New Knowledge, New Practice for Resilient Water Security_14
New Knowledge, New Practice for Resilient Water Security_14 / worldwaterweek

いままでの製造業は労働集約型の産業であって、多人数で製品を作っていく業界でした。少人数の精鋭がチームを作って価値を作り出すという業界ではありませんでした。最近では生産拠点がほとんど海外に移っているので、メーカーの国内部門は労働集約の仕事からからナレッジワーカー(知的労働者)としての仕事がより強く求められています。

会社の競争力をより高めるために、仕事の生産性を上げるというのは常に求められることであります。入社以来ずーっと何十年も「仕事の生産性の向上」という活動が続いています。労働集約型の産業では「仕事を何でもマニュアル化して、誰でもその仕事がこなせるよう単純化し、みんな分業する」というパターンで効率化が行われるのですが、ナレッジワーカーいうものはマニュアル化ができない仕事をする人たちです。常に新しい価値を創造していくことが求められていますのでマニュアル化という手段がなかなか適用できません。
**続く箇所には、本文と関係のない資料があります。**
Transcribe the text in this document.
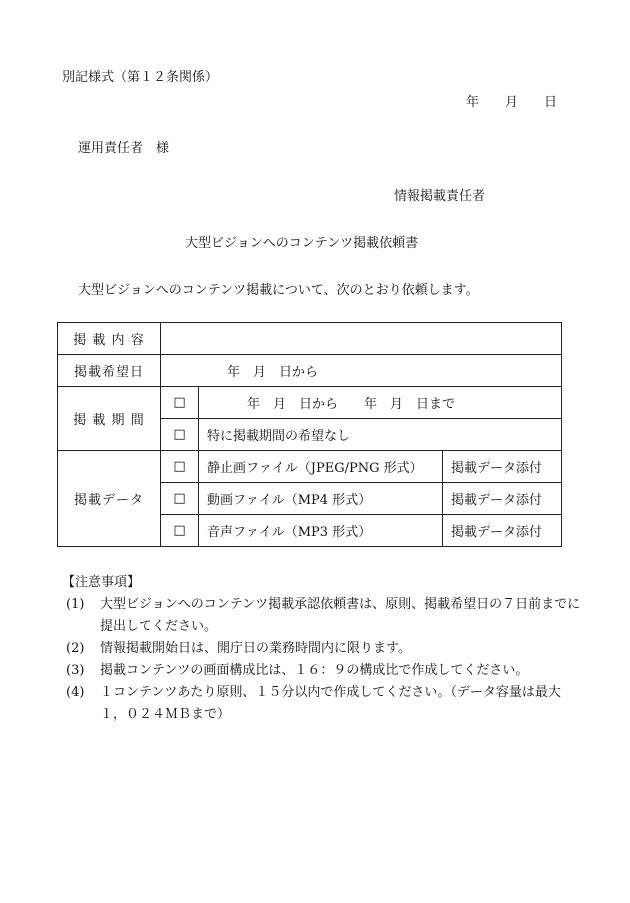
別記様式（第１２条関係）
年　　月　　日
運用責任者　様
情報掲載責任者
大型ビジョンへのコンテンツ掲載依頼書
大型ビジョンへのコンテンツ掲載について、次のとおり依頼します。
掲 載 内 容			
掲載希望日	年　月　日から		
掲 載 期 間	□	年　月　日から　　年　月　日まで	
	□	特に掲載期間の希望なし	
掲載データ	□	静止画ファイル（JPEG/PNG 形式）	掲載データ添付
	□	動画ファイル（MP4 形式）	掲載データ添付
	□	音声ファイル（MP3 形式）	掲載データ添付
【注意事項】
(1)	大型ビジョンへのコンテンツ掲載承認依頼書は、原則、掲載希望日の７日前までに提出してください。
(2)	情報掲載開始日は、開庁日の業務時間内に限ります。
(3)	掲載コンテンツの画面構成比は、１６：９の構成比で作成してください。
(4)	１コンテンツあたり原則、１５分以内で作成してください。（データ容量は最大１，０２４ＭＢまで）
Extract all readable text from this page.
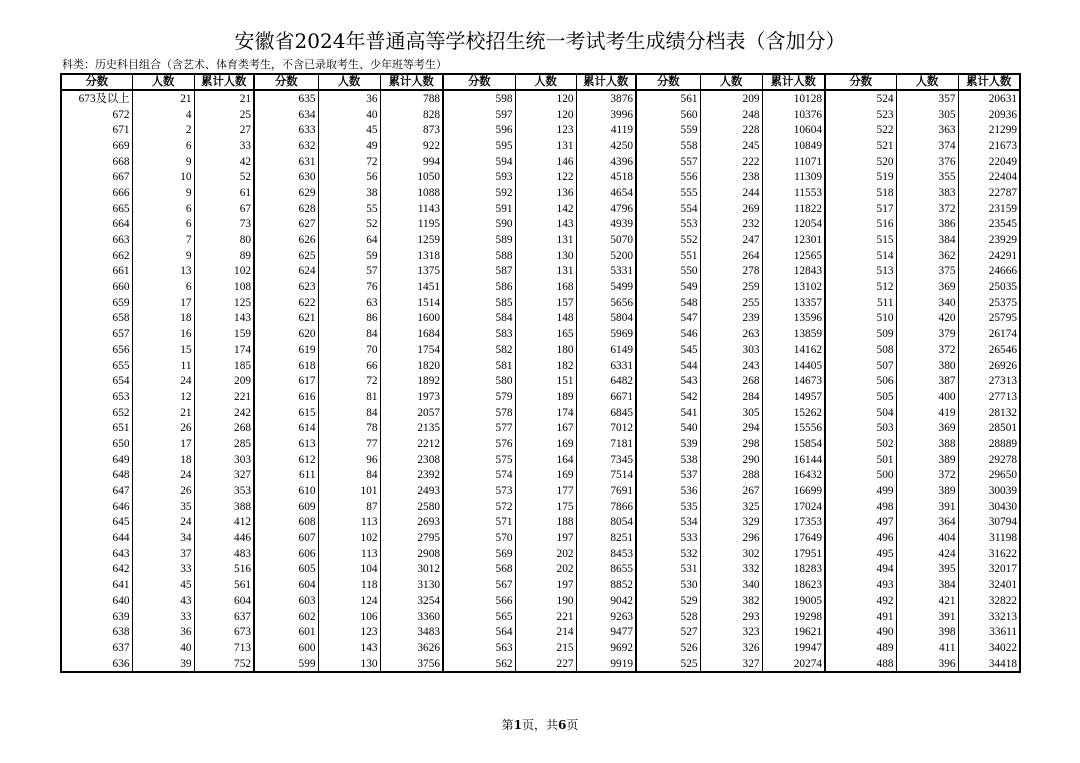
安徽省2024年普通高等学校招生统一考试考生成绩分档表（含加分）
科类：历史科目组合（含艺术、体育类考生，不含已录取考生、少年班等考生）
分数	人数	累计人数	分数	人数	累计人数	分数	人数	累计人数	分数	人数	累计人数	分数	人数	累计人数
673及以上	21	21	635	36	788	598	120	3876	561	209	10128	524	357	20631
672	4	25	634	40	828	597	120	3996	560	248	10376	523	305	20936
671	2	27	633	45	873	596	123	4119	559	228	10604	522	363	21299
669	6	33	632	49	922	595	131	4250	558	245	10849	521	374	21673
668	9	42	631	72	994	594	146	4396	557	222	11071	520	376	22049
667	10	52	630	56	1050	593	122	4518	556	238	11309	519	355	22404
666	9	61	629	38	1088	592	136	4654	555	244	11553	518	383	22787
665	6	67	628	55	1143	591	142	4796	554	269	11822	517	372	23159
664	6	73	627	52	1195	590	143	4939	553	232	12054	516	386	23545
663	7	80	626	64	1259	589	131	5070	552	247	12301	515	384	23929
662	9	89	625	59	1318	588	130	5200	551	264	12565	514	362	24291
661	13	102	624	57	1375	587	131	5331	550	278	12843	513	375	24666
660	6	108	623	76	1451	586	168	5499	549	259	13102	512	369	25035
659	17	125	622	63	1514	585	157	5656	548	255	13357	511	340	25375
658	18	143	621	86	1600	584	148	5804	547	239	13596	510	420	25795
657	16	159	620	84	1684	583	165	5969	546	263	13859	509	379	26174
656	15	174	619	70	1754	582	180	6149	545	303	14162	508	372	26546
655	11	185	618	66	1820	581	182	6331	544	243	14405	507	380	26926
654	24	209	617	72	1892	580	151	6482	543	268	14673	506	387	27313
653	12	221	616	81	1973	579	189	6671	542	284	14957	505	400	27713
652	21	242	615	84	2057	578	174	6845	541	305	15262	504	419	28132
651	26	268	614	78	2135	577	167	7012	540	294	15556	503	369	28501
650	17	285	613	77	2212	576	169	7181	539	298	15854	502	388	28889
649	18	303	612	96	2308	575	164	7345	538	290	16144	501	389	29278
648	24	327	611	84	2392	574	169	7514	537	288	16432	500	372	29650
647	26	353	610	101	2493	573	177	7691	536	267	16699	499	389	30039
646	35	388	609	87	2580	572	175	7866	535	325	17024	498	391	30430
645	24	412	608	113	2693	571	188	8054	534	329	17353	497	364	30794
644	34	446	607	102	2795	570	197	8251	533	296	17649	496	404	31198
643	37	483	606	113	2908	569	202	8453	532	302	17951	495	424	31622
642	33	516	605	104	3012	568	202	8655	531	332	18283	494	395	32017
641	45	561	604	118	3130	567	197	8852	530	340	18623	493	384	32401
640	43	604	603	124	3254	566	190	9042	529	382	19005	492	421	32822
639	33	637	602	106	3360	565	221	9263	528	293	19298	491	391	33213
638	36	673	601	123	3483	564	214	9477	527	323	19621	490	398	33611
637	40	713	600	143	3626	563	215	9692	526	326	19947	489	411	34022
636	39	752	599	130	3756	562	227	9919	525	327	20274	488	396	34418
第1页，共6页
ナレッジワーカーが創りだす「新しい価値」というものは従来の労働集約型の仕事で生み出す価値に比べてとても計測しにくいものなのです。
会議時間を減らしてデスクワークの時間を増やそうという活動がありますが、本当に会議時間を減らしたらナレッジワーカーの生産性が増えるでしょうか。単純にデスクワークの時間を増やせば生産量が増えるというほど単純な話ではなさそうです。

ホワイトカラーの場合、生産性の向上と言ってもどんな生産性を向上させて、それをどう計測するのかを決めないとまったく意味のない活動になりかねません。結局、生産性なんてものは目標がはっきりわかっていなければ、まったく意味を持たないっていうことだということです。